The final decree was rendered on the 14th day of April, 1904, and yet the appellees took no steps toward having the same set aside until the 20th day of July of that year, after the property had been advertised and sold by the master, no reason being made to appear for this long delay. The transcript fails to disclose that any demurrer was- interposed by the appellees on the 4th day of April, 1904, as set forth in the third ground of their motion to set aside the final decree, but, even if the transcript showed the filing of.such demurrer, it would be unavailing for the reason that the appellees were allowed only until the rule day in the preceding February in which to answer and for the further reason that a decree pro confesso had been entered against the appellees on the rule *346day in February, more than two months before the alleged filing of the demurrer.

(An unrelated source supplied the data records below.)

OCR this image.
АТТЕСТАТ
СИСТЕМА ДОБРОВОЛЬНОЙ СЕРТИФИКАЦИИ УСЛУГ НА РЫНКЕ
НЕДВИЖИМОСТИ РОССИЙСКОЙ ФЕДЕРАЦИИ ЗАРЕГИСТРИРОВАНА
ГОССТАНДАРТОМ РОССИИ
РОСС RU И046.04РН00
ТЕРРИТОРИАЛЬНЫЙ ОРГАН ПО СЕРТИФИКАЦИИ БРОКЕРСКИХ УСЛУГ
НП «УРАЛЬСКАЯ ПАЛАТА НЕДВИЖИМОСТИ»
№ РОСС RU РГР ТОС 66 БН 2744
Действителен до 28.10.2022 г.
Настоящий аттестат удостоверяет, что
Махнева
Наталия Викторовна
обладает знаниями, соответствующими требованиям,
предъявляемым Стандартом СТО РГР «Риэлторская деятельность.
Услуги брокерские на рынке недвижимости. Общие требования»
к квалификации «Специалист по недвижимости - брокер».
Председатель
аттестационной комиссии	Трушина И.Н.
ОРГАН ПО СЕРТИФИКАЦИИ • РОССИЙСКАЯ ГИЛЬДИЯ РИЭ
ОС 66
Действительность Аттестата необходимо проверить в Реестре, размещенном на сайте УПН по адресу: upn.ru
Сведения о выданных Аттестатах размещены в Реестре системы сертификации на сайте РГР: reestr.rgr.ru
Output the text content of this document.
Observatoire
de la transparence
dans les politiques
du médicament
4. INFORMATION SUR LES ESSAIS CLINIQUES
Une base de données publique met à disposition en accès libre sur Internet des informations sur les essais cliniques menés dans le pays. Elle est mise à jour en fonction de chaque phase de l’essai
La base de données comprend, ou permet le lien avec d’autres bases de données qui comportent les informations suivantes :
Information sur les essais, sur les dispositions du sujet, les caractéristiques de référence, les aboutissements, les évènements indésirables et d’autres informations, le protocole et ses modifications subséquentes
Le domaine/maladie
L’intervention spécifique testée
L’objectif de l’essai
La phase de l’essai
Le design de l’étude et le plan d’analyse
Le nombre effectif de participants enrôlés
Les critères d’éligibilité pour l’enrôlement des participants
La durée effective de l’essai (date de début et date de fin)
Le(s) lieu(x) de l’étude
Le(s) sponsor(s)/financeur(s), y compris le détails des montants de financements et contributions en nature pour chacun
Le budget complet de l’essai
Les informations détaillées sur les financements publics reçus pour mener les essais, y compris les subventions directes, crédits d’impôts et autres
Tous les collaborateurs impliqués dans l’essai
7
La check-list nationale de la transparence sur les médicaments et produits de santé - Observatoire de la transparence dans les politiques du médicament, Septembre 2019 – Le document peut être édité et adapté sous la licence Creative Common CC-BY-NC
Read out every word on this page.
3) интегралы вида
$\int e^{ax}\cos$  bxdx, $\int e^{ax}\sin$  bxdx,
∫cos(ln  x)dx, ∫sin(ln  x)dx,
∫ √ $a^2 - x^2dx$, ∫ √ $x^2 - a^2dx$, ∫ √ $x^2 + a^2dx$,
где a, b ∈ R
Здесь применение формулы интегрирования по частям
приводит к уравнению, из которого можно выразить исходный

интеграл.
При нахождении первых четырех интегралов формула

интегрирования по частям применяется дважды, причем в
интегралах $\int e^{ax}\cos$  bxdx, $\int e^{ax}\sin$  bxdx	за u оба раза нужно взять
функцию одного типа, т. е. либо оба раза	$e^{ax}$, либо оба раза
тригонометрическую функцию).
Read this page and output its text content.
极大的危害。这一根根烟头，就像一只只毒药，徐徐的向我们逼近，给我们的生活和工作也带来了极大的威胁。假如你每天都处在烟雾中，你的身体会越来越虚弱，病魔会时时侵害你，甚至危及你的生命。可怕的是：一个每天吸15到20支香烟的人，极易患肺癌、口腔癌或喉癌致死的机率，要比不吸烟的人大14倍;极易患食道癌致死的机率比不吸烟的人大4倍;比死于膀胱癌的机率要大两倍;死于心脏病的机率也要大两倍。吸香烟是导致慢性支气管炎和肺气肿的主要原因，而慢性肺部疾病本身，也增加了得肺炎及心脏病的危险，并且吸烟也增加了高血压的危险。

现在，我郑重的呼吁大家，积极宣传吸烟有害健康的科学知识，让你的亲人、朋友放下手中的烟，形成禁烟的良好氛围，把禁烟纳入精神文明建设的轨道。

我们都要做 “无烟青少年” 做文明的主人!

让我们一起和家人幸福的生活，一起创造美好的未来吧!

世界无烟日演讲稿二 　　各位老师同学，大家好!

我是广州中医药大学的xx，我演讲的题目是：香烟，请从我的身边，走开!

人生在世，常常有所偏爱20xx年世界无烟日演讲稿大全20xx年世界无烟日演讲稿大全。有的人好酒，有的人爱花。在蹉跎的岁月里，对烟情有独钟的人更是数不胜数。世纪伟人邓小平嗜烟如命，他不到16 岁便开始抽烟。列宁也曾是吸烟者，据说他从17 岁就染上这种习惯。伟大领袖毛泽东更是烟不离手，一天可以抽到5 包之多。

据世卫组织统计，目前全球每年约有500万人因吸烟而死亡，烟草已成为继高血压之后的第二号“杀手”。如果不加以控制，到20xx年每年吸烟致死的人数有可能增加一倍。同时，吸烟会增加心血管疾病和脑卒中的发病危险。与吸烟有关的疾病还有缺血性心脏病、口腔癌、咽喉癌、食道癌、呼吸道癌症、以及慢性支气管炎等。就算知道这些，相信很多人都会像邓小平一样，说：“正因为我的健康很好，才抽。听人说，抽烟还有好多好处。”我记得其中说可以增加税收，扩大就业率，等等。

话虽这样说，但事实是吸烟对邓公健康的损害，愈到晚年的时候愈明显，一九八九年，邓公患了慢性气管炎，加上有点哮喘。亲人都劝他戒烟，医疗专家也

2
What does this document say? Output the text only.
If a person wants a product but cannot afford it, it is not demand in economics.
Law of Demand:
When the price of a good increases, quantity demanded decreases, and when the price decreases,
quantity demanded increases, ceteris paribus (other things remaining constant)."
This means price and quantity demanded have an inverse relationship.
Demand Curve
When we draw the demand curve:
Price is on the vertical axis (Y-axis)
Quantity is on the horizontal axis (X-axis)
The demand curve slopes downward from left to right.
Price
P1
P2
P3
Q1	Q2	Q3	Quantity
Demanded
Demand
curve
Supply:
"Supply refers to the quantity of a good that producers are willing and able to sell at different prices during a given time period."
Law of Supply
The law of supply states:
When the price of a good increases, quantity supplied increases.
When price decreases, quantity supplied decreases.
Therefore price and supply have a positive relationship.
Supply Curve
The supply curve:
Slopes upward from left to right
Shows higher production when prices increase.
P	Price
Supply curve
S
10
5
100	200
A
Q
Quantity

The transcript further fails to show that the decree pro confesso was improperly or irregularly entered against the appellees, as is contended in the second ground of their motion. On the contrary, the final decree expressly states that “a decree pro confesso had been regularly entered” against the appellees, and, in the absence of any showing to the contrary, we must take this to be true. It is not made to appear that the dismissal of the cross-bill by the appellant as to the other cross-defendants in any way prejudiced the rights of the appellees. They had filed no answer to the cross-bill, and, moreover, the final decree expressly recites and recognizes such dismissal. The case of Long v. Anderson, 48 Fla. ......, 37 South. Rep. 216, is not in point.

It is true, as was said in Dorman v. McDougald, 47 Fla. ......, 36 South. Rep. 52, that “upon appeal by complainant from an order setting aside a decree pro confesso, and permitting the filing of an answer, if the bill be without equity the order will not be reversed, but the bill will be dismissed without prejudice.” This brings us to the consideration of .the first ground of the appellee’s motion to set aside the final decree.

The only contention made here by the appellees as to the cross-bill being without equity is that it contains an allegation to the effect that appellant had obtained a judgment against J. H. Dorsey, one of the appellees, had caused an execution to be issued thereon and levied upon the lands described in the cross-bill as the property of the said J. H. Dorsey, and that the same had been sold at a sheriff’s sale, at which M. B. Macfarlane was the purchaser, therefore, the appellant had no further interest in said lands and could not maintain his cross-bill. This position is untenable for the reason that the cross-bill ex*347pressly alleges that the title to said lands was held by Emily C. Dorsey, the other appellee, therefore, said levy and sale and the execution of a deed by the sheriff were . all nullities and vested no title in the purchaser, M. B. Macfarlane. See Robinson v. Springfield Company, 21 Fla. 203, sixth headnote; Mayer Bros. v. Wilkins, 37 Fla. 244, text 255, 19 South. Rep. 632; Wilson v. Matheson, 17 Fla. 630, text 642. It follows that this assault upon the cross-bill for want of equity must fail, and, therefore, that the case of Dorman v. McDonald, supra, has no applicability.

The interlocutory order appealed from must be reversed, and it is so ordered, at the cost of the appellees, and the case is remanded for such further proceedings as may be in accordance with equity practice and consistent with this opinion.

Whitfield, C. J., and Carter, J., concur. Taylor, Hocker and Cockrell, JJ., concur in the opinion.